Donc on peut dire que l’administration coloniale, d’une certaine façon, et peut-être Leclerc et Martial Merlin ont profité d’un moment de vide au niveau de l’administration coloniale pour arrêter Ahmadou Bamba, le juger et le déporter. Parce que pendant toute cette période-là, d’arrestation en août et de déportation en septembre, il n’y avait pratiquement pas d’administration titulaire au Sénégal, il n’y avait que des intérimaires.
De Saint-Louis on l’a amené à Dakar, de Dakar, il a pris un bateau de ligne qui venait du Brésil. Il dit par exemple qu’on l’a emmené de Dakar à Conakry et il dit que c’est à Conakry qu’il a appris qu’il allait au Gabon, parce que l’administration coloniale ne l’avait pas informé de la destination de sa déportation. Ensuite il est peut-être passé au Dahomey, il est passé au Cameroun, etc et finalement il est donc arrivé au Gabon.

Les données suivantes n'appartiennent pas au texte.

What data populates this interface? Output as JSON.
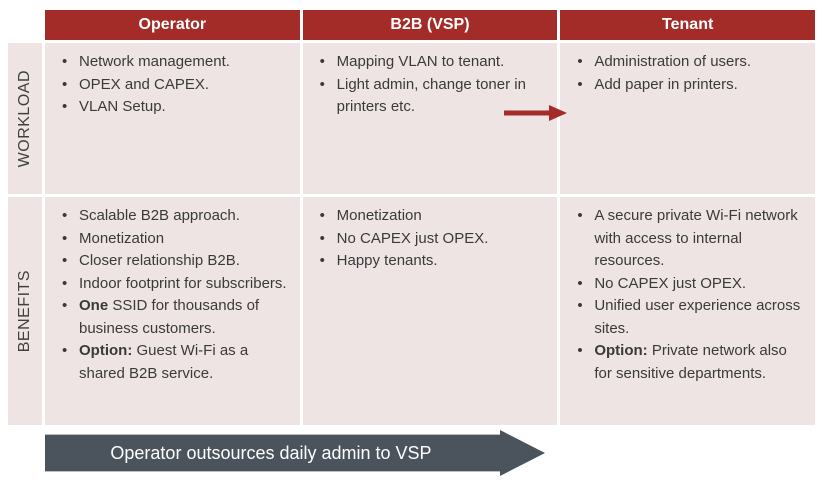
{
  "colors": {
    "header_bg": "#A32C28",
    "header_text": "#FFFFFF",
    "cell_bg": "#EEE4E3",
    "body_text": "#3A3A3A",
    "arrow_red": "#A32C28",
    "banner_bg": "#4B545C",
    "banner_text": "#FFFFFF"
  },
  "columns": [
    "Operator",
    "B2B (VSP)",
    "Tenant"
  ],
  "rows": [
    {
      "label": "WORKLOAD",
      "cells": [
        {
          "items": [
            {
              "text": "Network management."
            },
            {
              "text": "OPEX and CAPEX."
            },
            {
              "text": "VLAN Setup."
            }
          ]
        },
        {
          "items": [
            {
              "text": "Mapping VLAN to tenant."
            },
            {
              "text": "Light admin, change toner in printers etc."
            }
          ]
        },
        {
          "items": [
            {
              "text": "Administration of users."
            },
            {
              "text": "Add paper in printers."
            }
          ]
        }
      ]
    },
    {
      "label": "BENEFITS",
      "cells": [
        {
          "items": [
            {
              "text": "Scalable B2B approach."
            },
            {
              "text": "Monetization"
            },
            {
              "text": "Closer relationship B2B."
            },
            {
              "text": "Indoor footprint for subscribers."
            },
            {
              "bold": "One",
              "text": " SSID for thousands of business customers."
            },
            {
              "bold": "Option:",
              "text": " Guest Wi-Fi as a shared B2B service."
            }
          ]
        },
        {
          "items": [
            {
              "text": "Monetization"
            },
            {
              "text": "No CAPEX just OPEX."
            },
            {
              "text": "Happy tenants."
            }
          ]
        },
        {
          "items": [
            {
              "text": "A secure private Wi-Fi network with access to internal resources."
            },
            {
              "text": "No CAPEX just OPEX."
            },
            {
              "text": "Unified user experience across sites."
            },
            {
              "bold": "Option:",
              "text": " Private network also for sensitive departments."
            }
          ]
        }
      ]
    }
  ],
  "banner": {
    "text": "Operator outsources daily admin to VSP"
  }
}
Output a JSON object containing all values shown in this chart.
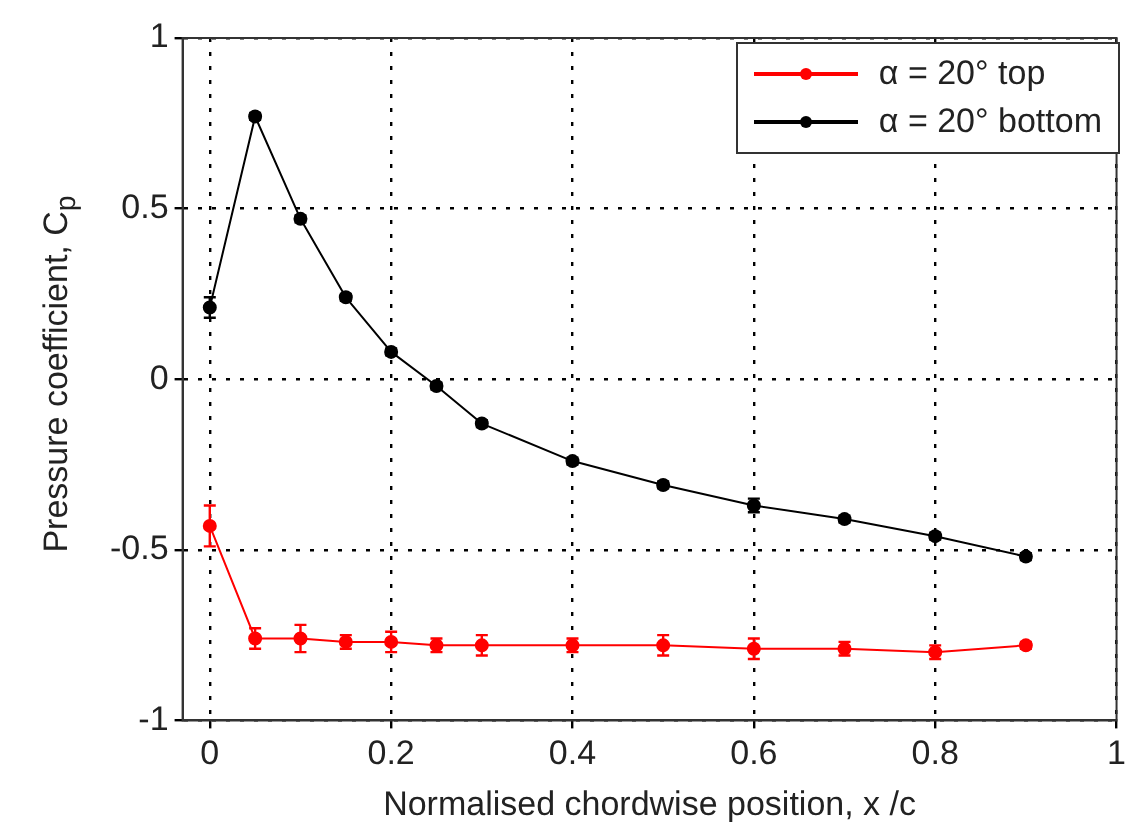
{
  "chart_data": {
    "type": "line",
    "xlabel": "Normalised chordwise position, x /c",
    "ylabel": "Pressure coefficient, C$_{p}$",
    "xlim": [
      -0.03,
      1
    ],
    "xticks": [
      0,
      0.2,
      0.4,
      0.6,
      0.8,
      1
    ],
    "ylim": [
      -1,
      1
    ],
    "yticks": [
      -1,
      -0.5,
      0,
      0.5,
      1
    ],
    "grid": true,
    "line_style": "solid",
    "marker": "circle",
    "legend": "top right",
    "x": [
      0,
      0.05,
      0.1,
      0.15,
      0.2,
      0.25,
      0.3,
      0.4,
      0.5,
      0.6,
      0.7,
      0.8,
      0.9
    ],
    "series": [
      {
        "name": "α = 20° top",
        "color": "#ff0000",
        "values": [
          -0.43,
          -0.76,
          -0.76,
          -0.77,
          -0.77,
          -0.78,
          -0.78,
          -0.78,
          -0.78,
          -0.79,
          -0.79,
          -0.8,
          -0.78
        ],
        "errors": [
          0.06,
          0.03,
          0.04,
          0.02,
          0.03,
          0.02,
          0.03,
          0.02,
          0.03,
          0.03,
          0.02,
          0.02,
          0.01
        ]
      },
      {
        "name": "α = 20° bottom",
        "color": "#000000",
        "values": [
          0.21,
          0.77,
          0.47,
          0.24,
          0.08,
          -0.02,
          -0.13,
          -0.24,
          -0.31,
          -0.37,
          -0.41,
          -0.46,
          -0.52
        ],
        "errors": [
          0.03,
          0.01,
          0.01,
          0.01,
          0.01,
          0.01,
          0.01,
          0.01,
          0.01,
          0.02,
          0.01,
          0.01,
          0.01
        ]
      }
    ]
  }
}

Ahmadou Bamba lui-même en parle. Il dit que lorsqu’il est allé dans le bateau, il était dans une cabine normale, il n’y avait pas de problèmes… mais une fois que le commandant du bateau a lu une lettre se rapportant à son cas, son attitude a complètement changé. On l’a sorti de cette cabine-là -qu’il préférait- et on l’a mis dans la foule. Il avait énormément de difficultés pour trouver de l’eau et pour aller aux toilettes etc. et il y avait beaucoup de gens dans le bateau qui lui étaient hostiles.Mais Cheikh Ahmadou Bamba raconte que, finalement, avant qu’il n’arrive au Gabon, l’opinion du commandant avait changé et que l’opinion de beaucoup de gens dans le bateau avait changé. Finalement, les gens lui ont dit qu’il avait été victime d’une injustice. Il a particulièrement apprécié le rôle du docteur dans le bateau et le rôle d’un jeune Français, dont il dit que « ce jeune chrétien-là se comportait envers moi comme un disciple mouride ».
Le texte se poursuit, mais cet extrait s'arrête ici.